По обыкновению, как он умел, снижая пафос и расширяя понятие, Бродский сказал мне о 'Пьяцца Маттеи': 'Это стихотворение о том, что у тебя есть воспоминания'.
Надо знать места. Называние (и взывание: 'о Боже', и обзывание: 'бляди!') увековечивает, и более того — облагораживает. Назвать — не только запечатлеть, но и присвоить титул. Поддать с принцем, положить с прибором на джентльмена. Рванина дворянина. Непруха духа. Отсюда, из освоения действительности — раскрут эротической зарисовки в манифест.

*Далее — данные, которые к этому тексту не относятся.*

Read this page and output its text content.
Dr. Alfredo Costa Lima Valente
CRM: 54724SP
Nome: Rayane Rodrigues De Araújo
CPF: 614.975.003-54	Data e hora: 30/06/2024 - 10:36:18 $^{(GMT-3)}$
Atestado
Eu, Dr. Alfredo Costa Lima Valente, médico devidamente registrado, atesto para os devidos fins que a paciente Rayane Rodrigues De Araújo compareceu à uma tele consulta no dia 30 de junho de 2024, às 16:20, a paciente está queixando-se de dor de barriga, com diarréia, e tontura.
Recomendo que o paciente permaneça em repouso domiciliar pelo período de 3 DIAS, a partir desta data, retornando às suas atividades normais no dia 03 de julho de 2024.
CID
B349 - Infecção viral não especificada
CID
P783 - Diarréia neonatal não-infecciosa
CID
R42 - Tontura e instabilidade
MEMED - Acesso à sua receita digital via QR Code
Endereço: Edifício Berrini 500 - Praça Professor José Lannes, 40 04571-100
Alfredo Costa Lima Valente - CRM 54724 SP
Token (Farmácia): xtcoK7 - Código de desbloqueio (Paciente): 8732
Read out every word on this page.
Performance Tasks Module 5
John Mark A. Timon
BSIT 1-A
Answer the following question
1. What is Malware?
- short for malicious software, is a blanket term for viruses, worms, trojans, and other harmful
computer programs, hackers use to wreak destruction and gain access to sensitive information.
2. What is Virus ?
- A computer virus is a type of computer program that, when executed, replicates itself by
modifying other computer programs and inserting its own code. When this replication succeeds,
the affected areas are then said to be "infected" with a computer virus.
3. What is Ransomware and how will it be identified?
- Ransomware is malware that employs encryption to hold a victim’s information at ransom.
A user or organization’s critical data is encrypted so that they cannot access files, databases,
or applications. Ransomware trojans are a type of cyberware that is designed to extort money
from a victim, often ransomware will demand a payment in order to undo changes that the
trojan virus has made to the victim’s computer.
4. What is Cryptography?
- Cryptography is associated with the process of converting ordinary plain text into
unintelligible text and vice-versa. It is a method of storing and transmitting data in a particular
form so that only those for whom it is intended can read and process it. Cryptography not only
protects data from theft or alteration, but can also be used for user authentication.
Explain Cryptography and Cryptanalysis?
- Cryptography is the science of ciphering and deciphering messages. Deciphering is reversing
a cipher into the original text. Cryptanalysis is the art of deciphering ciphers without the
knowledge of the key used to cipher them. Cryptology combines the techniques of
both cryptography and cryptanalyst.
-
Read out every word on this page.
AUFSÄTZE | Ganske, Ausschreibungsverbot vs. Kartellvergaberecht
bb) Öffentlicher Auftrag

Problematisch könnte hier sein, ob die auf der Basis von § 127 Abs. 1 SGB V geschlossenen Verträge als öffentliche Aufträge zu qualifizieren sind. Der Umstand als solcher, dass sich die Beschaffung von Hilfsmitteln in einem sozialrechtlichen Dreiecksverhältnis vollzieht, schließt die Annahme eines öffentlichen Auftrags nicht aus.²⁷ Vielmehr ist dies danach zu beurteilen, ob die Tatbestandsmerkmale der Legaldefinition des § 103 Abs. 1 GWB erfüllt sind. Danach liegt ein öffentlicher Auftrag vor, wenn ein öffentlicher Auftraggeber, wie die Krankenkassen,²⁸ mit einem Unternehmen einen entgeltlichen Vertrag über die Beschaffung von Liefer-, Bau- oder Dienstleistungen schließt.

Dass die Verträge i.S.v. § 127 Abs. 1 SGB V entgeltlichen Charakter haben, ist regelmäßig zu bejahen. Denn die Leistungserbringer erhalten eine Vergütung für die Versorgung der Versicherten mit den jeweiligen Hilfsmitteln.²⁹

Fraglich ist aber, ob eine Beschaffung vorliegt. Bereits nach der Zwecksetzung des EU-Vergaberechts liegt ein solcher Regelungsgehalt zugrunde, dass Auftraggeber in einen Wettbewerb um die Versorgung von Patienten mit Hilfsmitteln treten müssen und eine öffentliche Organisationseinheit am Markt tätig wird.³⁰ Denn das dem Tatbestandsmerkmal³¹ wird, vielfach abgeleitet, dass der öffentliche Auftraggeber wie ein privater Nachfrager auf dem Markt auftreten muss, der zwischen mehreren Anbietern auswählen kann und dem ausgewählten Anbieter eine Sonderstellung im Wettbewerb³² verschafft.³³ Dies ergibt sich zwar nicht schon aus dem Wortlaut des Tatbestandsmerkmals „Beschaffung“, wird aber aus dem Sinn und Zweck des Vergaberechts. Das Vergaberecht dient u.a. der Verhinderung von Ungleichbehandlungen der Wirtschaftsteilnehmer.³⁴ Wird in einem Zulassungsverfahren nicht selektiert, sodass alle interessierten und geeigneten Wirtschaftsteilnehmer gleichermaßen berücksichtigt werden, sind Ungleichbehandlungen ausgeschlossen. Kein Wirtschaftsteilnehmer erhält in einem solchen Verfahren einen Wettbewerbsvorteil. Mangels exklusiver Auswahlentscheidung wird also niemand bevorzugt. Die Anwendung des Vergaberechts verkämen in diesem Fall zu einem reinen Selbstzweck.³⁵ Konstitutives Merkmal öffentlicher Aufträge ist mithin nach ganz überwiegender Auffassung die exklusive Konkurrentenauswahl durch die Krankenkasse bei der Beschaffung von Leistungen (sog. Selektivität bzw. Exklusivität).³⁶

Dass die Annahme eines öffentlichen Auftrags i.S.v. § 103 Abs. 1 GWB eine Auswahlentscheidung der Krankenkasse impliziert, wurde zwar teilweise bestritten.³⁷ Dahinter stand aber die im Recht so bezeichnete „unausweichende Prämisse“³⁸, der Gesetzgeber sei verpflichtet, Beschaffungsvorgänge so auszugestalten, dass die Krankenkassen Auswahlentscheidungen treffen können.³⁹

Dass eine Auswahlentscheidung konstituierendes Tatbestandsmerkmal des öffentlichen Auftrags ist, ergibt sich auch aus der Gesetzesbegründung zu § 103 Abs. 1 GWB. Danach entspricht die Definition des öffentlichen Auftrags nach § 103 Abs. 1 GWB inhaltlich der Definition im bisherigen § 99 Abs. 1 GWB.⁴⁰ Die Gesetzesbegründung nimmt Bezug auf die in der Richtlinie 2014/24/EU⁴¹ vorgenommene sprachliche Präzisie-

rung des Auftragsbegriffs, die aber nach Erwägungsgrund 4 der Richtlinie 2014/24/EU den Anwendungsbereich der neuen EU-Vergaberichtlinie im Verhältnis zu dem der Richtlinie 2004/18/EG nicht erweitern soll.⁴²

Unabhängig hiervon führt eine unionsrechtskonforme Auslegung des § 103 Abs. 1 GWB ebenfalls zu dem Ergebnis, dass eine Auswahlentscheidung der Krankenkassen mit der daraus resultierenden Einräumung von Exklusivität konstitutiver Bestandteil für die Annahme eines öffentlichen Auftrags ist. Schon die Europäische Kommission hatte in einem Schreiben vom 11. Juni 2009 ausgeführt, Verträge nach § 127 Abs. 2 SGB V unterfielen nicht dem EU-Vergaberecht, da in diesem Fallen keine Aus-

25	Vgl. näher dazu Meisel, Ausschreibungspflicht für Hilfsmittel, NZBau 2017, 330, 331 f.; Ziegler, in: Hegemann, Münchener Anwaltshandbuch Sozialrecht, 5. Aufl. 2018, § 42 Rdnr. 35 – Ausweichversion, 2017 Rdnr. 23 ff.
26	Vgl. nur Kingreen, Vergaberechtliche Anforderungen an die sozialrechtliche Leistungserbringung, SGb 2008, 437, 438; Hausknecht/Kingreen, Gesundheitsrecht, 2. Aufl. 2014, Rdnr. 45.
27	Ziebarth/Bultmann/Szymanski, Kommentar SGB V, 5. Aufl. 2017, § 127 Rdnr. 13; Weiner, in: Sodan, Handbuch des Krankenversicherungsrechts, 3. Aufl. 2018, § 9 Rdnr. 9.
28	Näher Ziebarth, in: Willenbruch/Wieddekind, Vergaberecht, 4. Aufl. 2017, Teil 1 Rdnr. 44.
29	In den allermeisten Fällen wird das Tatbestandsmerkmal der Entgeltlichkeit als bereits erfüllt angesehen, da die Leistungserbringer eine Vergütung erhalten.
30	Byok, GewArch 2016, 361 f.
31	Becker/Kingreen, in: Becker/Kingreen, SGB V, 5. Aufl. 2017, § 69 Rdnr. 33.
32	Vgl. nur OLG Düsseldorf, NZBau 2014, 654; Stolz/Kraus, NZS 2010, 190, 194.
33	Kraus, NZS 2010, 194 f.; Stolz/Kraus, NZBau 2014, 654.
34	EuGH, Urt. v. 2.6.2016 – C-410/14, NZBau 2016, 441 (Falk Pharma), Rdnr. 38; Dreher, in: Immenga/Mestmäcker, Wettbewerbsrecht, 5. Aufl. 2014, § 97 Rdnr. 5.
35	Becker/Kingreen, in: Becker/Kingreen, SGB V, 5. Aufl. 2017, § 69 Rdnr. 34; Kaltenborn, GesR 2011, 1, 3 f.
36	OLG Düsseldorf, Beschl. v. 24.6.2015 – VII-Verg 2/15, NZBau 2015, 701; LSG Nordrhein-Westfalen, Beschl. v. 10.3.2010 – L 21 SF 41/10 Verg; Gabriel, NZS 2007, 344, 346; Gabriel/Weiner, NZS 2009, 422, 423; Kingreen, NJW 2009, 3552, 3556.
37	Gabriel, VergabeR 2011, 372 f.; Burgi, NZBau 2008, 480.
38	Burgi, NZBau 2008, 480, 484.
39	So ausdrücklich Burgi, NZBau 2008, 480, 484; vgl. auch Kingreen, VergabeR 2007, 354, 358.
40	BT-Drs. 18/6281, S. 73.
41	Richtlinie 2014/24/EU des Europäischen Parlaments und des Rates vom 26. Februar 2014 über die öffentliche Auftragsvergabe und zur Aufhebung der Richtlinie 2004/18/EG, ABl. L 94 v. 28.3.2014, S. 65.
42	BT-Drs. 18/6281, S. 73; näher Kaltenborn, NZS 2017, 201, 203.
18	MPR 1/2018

'Поэтическая речь — как и всякая речь вообще — обладает своей собственной динамикой, сообщающей душевному движению то ускорение, которое заводит поэта гораздо дальше, чем он предполагал, начиная стихотворение'. Это Бродский о Цветаевой, но и о себе, разумеется. Он называл такое — 'центробежная сила стиха'. И конкретно о 'Пьяцца Маттеи': 'К концу — все больше освобождения. Хочется взять нотой выше, вот и все'.
Вот и все.
'Он был существом, обменявшим корни на крылья', — сказал Степун о Белом. Похоже. Впрочем, у Бродского корни были всегда — язык. (По подсчетам канадской исследовательницы Татьяны Патеры, его лексикон — самый обширный в русской поэзии: около 19 тысяч слов.) Так что о корнях нечего беспокоиться и нет надобности выставлять их на обмен. А вот крылья — позднейшее приобретение, о чем так выразительно выкрикнуто в строфе XVI. Напрасно только здесь 'под занавес' — на дворе стоял всего лишь 1981 год.
Как бесстрашно Бродский повторяет на разные лады слово 'свобода', изжеванное всеми идеологиями. Как очищается оно восторженной искренностью. Как причудлив и в то же время логичен переход от графа с павлинами к тому, дороже и важнее чего нет на свете.
Как радостно присоединяешься к этому чувству.
'Пьяцца Маттеи' — может быть, лучший пример того, что настоящий поэт, о чем бы ни заговаривал, всегда говорит то, что хочет и должен сказать.